We know a child’s belief is not contingent on our actions but on His sovereign plan. I will sin, obey, teach, and explain the Gospel in front of them. But their belief is the Triune God’s work.
Second, show your children the Bible is the foundation for truth. Show them Psalm 19, Psalm 119, and 2 Timothy 3:16-17. The center for truth is the Bible.
I teach my children to trust the Bible. It is the ultimate authority, not me. Where I am off, follow Scripture. My words are not the center for truth unless they are an accurate reflection of biblical truth. Believing the authority of Scripture will keep a person from derailing on ANY subject — even Santa. The Bible testifies about our Lord and Savior Jesus Christ. He died for me, buried, and resurrected so that I can have eternal life in Him. I stand justified by His grace and work, not mine. I know because of Scripture!
Now, one might argue, “How can they trust that if they can not trust your view of Santa?” That’s a good question and two other factors need to be included before this is answered.
Third, I am an ambassador to my children (2 Cor 5:20). Therefore I teach them biblical truth and live out my relationship with Christ in front of them ALL YEAR ROUND! (Eph. 4:1).

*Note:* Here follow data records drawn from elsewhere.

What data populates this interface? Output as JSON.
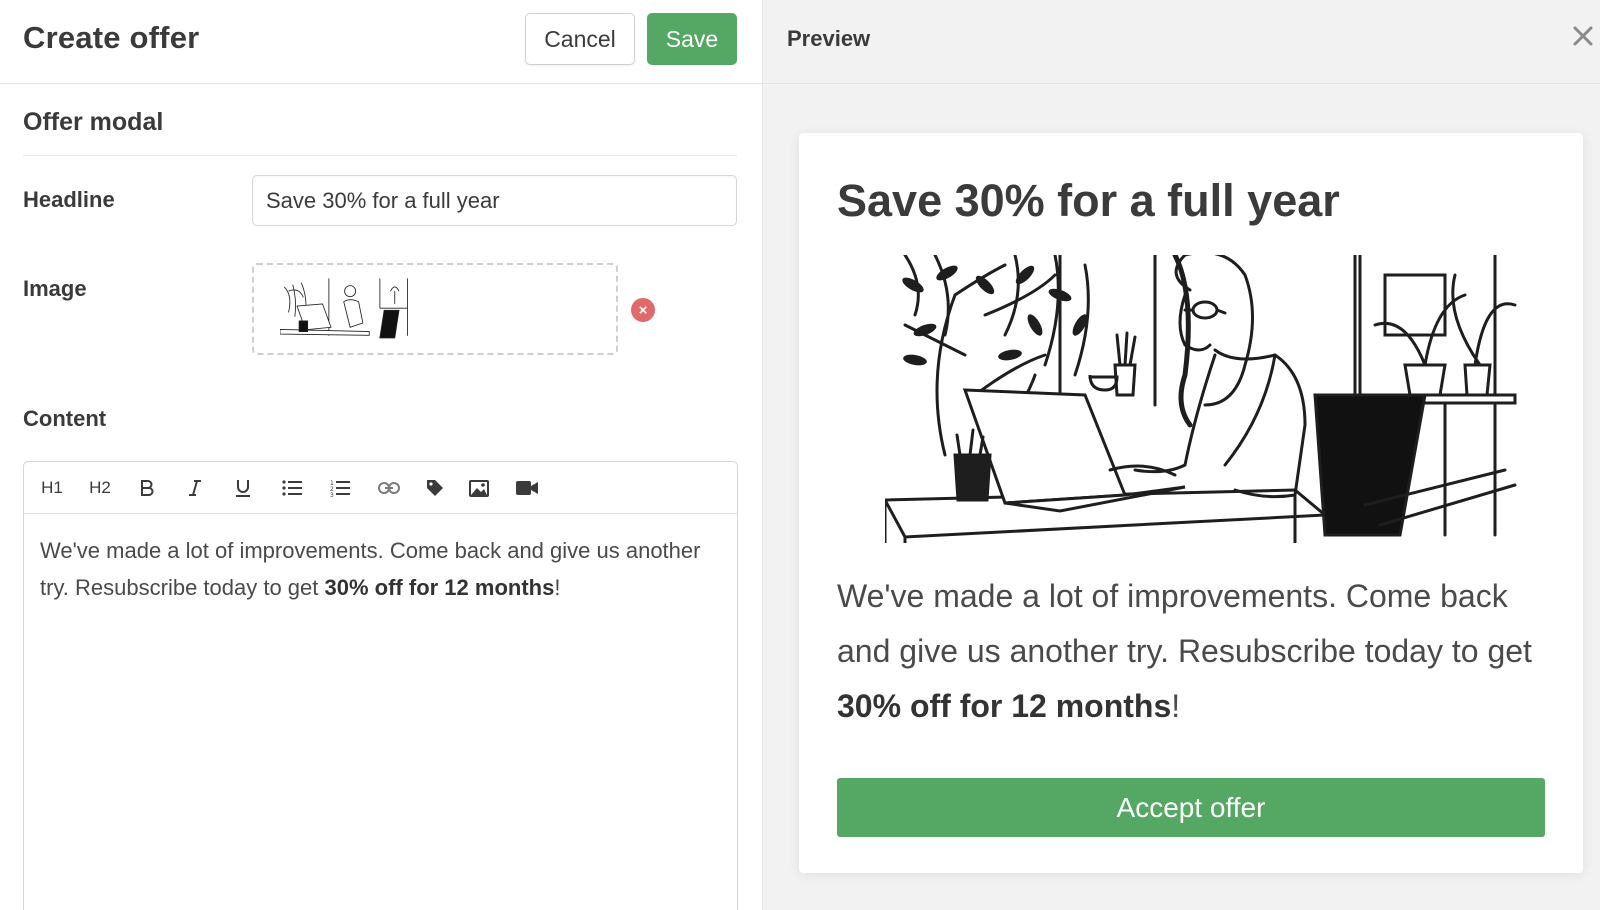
{
  "editor": {
    "title": "Create offer",
    "cancel_label": "Cancel",
    "save_label": "Save",
    "section_title": "Offer modal",
    "headline_label": "Headline",
    "headline_value": "Save 30% for a full year",
    "image_label": "Image",
    "content_label": "Content",
    "toolbar": {
      "h1": "H1",
      "h2": "H2",
      "icons": [
        "bold-icon",
        "italic-icon",
        "underline-icon",
        "bullet-list-icon",
        "numbered-list-icon",
        "link-icon",
        "tag-icon",
        "image-icon",
        "video-icon"
      ]
    },
    "content": {
      "text_before": "We've made a lot of improvements. Come back and give us another try. Resubscribe today to get ",
      "text_bold": "30% off for 12 months",
      "text_after": "!"
    }
  },
  "preview": {
    "title": "Preview",
    "modal": {
      "headline": "Save 30% for a full year",
      "body_before": "We've made a lot of improvements. Come back and give us another try. Resubscribe today to get ",
      "body_bold": "30% off for 12 months",
      "body_after": "!",
      "accept_label": "Accept offer"
    }
  },
  "colors": {
    "primary_green": "#55a863",
    "remove_red": "#e06a6a",
    "preview_bg": "#f2f2f2"
  }
}
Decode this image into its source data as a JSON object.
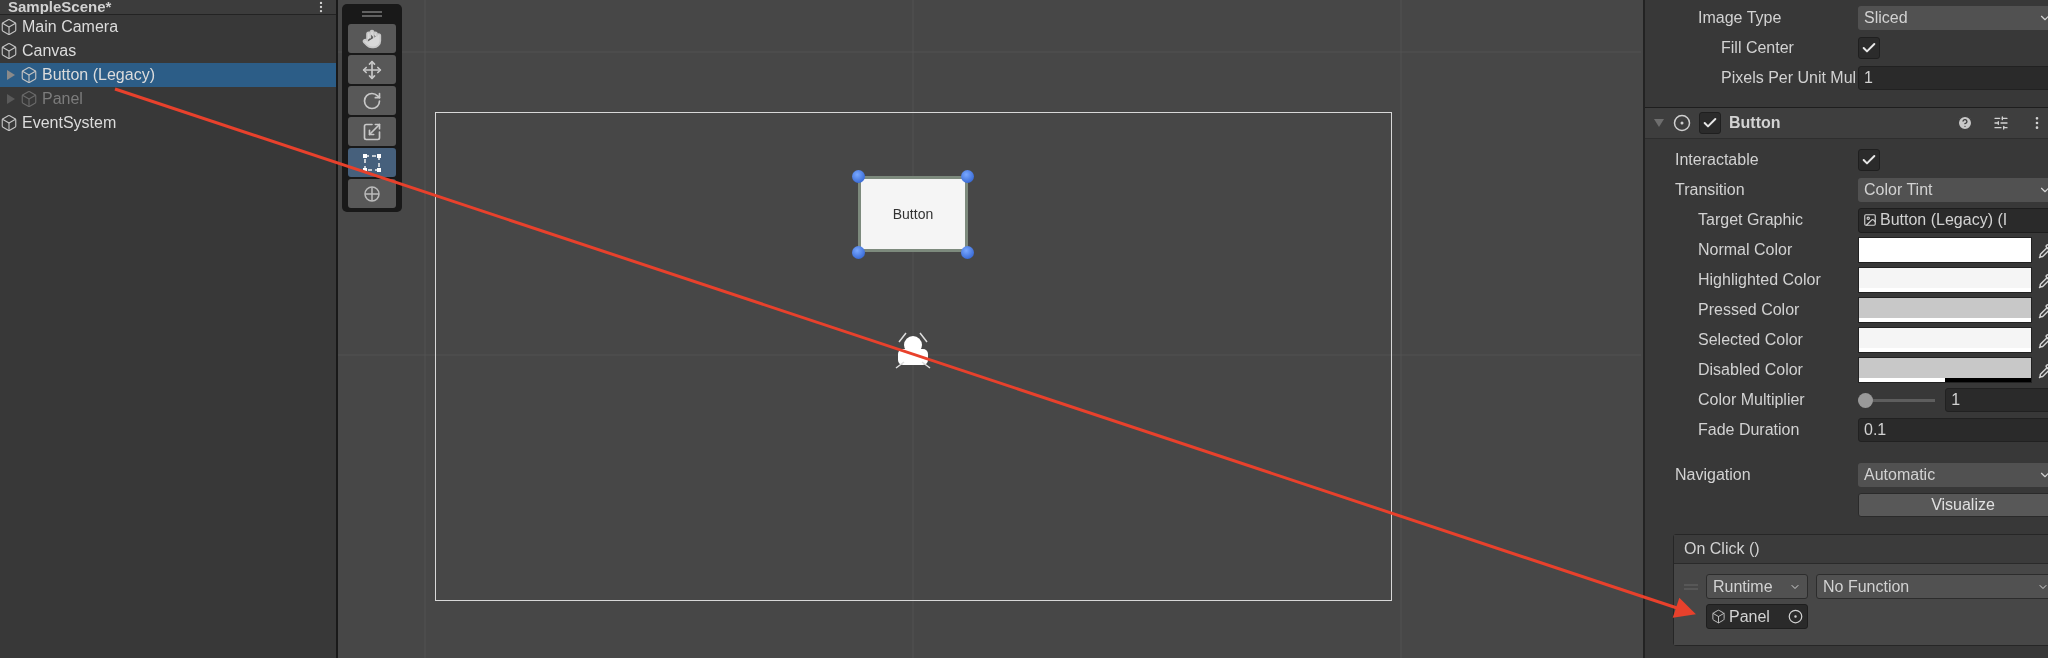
{
  "hierarchy": {
    "title": "SampleScene*",
    "items": [
      {
        "label": "Main Camera",
        "kind": "leaf",
        "selected": false,
        "disabled": false
      },
      {
        "label": "Canvas",
        "kind": "leaf",
        "selected": false,
        "disabled": false,
        "children": [
          {
            "label": "Button (Legacy)",
            "kind": "group",
            "selected": true,
            "disabled": false
          },
          {
            "label": "Panel",
            "kind": "group",
            "selected": false,
            "disabled": true
          }
        ]
      },
      {
        "label": "EventSystem",
        "kind": "leaf",
        "selected": false,
        "disabled": false
      }
    ]
  },
  "scene": {
    "tools": [
      {
        "kind": "hand",
        "selected": false
      },
      {
        "kind": "move",
        "selected": false
      },
      {
        "kind": "rotate",
        "selected": false
      },
      {
        "kind": "scale",
        "selected": false
      },
      {
        "kind": "rect",
        "selected": true
      },
      {
        "kind": "transform",
        "selected": false
      }
    ],
    "button_label": "Button"
  },
  "inspector": {
    "image_rows": [
      {
        "label": "Image Type",
        "kind": "dropdown",
        "value": "Sliced",
        "children": [
          {
            "label": "Fill Center",
            "kind": "checkbox",
            "checked": true
          },
          {
            "label": "Pixels Per Unit Mul",
            "kind": "field",
            "value": "1"
          }
        ]
      }
    ],
    "component": {
      "title": "Button",
      "enabled": true,
      "expanded": true,
      "rows": [
        {
          "label": "Interactable",
          "kind": "checkbox",
          "checked": true
        },
        {
          "label": "Transition",
          "kind": "dropdown",
          "value": "Color Tint",
          "children": [
            {
              "label": "Target Graphic",
              "kind": "object",
              "value": "Button (Legacy) (I"
            },
            {
              "label": "Normal Color",
              "kind": "color",
              "color": "#ffffff",
              "level": 1
            },
            {
              "label": "Highlighted Color",
              "kind": "color",
              "color": "#f5f5f5",
              "level": 1
            },
            {
              "label": "Pressed Color",
              "kind": "color",
              "color": "#c8c8c8",
              "level": 1
            },
            {
              "label": "Selected Color",
              "kind": "color",
              "color": "#f5f5f5",
              "level": 1
            },
            {
              "label": "Disabled Color",
              "kind": "color",
              "color": "#c8c8c8",
              "level": 0.5
            },
            {
              "label": "Color Multiplier",
              "kind": "slider",
              "level": 0,
              "value": "1"
            },
            {
              "label": "Fade Duration",
              "kind": "field",
              "value": "0.1"
            }
          ]
        },
        {
          "label": "Navigation",
          "kind": "dropdown",
          "value": "Automatic"
        },
        {
          "kind": "button",
          "value": "Visualize"
        }
      ]
    },
    "on_click": {
      "title": "On Click ()",
      "entries": [
        {
          "mode": "Runtime",
          "function": "No Function",
          "target": "Panel"
        }
      ]
    }
  }
}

Christians live out their life in devotion to Christ all year. We pray to Him, we follow Him, we hold the Triune God, as revealed in Scripture, as the standard for perfection and say we follow him because we love him! We tell our kids conduct matters because He is holy. We sacrifice to serve others because we love Christ and His church. We listen to the preaching of the Word and tell our kids this is essential to our sanctification. Our kids should see people who fear the Lord and follow Him.
What parent prays to Santa? What parent teaches his child to follow Santa? What parent discusses Santa in January, February, March, April, May, June, July, August, September or October? What parent goes to church, gathers with other believers under the name Santa? What parent opens a book on Santa and reads a family devotion to him? What church mingles Santa with hymns and begs you to consider repenting and following Santa?
If someone is doing this, then yes, your children will probably doubt your integrity and truthfulness.
4. There is a difference between fantasy, fiction, and fact. Our kids can discern the difference. The difference can be discerned by the way you respond to it, use it, and enjoy it. I joke with my kids all the time by saying absurd things. They know when I am kidding and telling them the truth. I teach them history. But I tell them the history is from mans’ perspective and could be wrong. They read books. They know Harry Potter is fake. They know the Bible is historical fact from God’s perspective.
They do not see their parents praying to Gandolf, following Gandolf, or exalting Gandolf in prayer and church. There is no confusion regarding the standard, the Gospel, and what governs our life.
When I found out Santa was my parents I did not feel decieved. I had fun and thought it a fun tradition. Did I believe in the Lord at that time? No I did not. I did not believe because I suppressed the truth in unrighteousness. It took the power of the Gospel to save me and make me believe the truth. Teach your children the Bible, teach them discernment, pray for them, have fun and do not violate your conscience.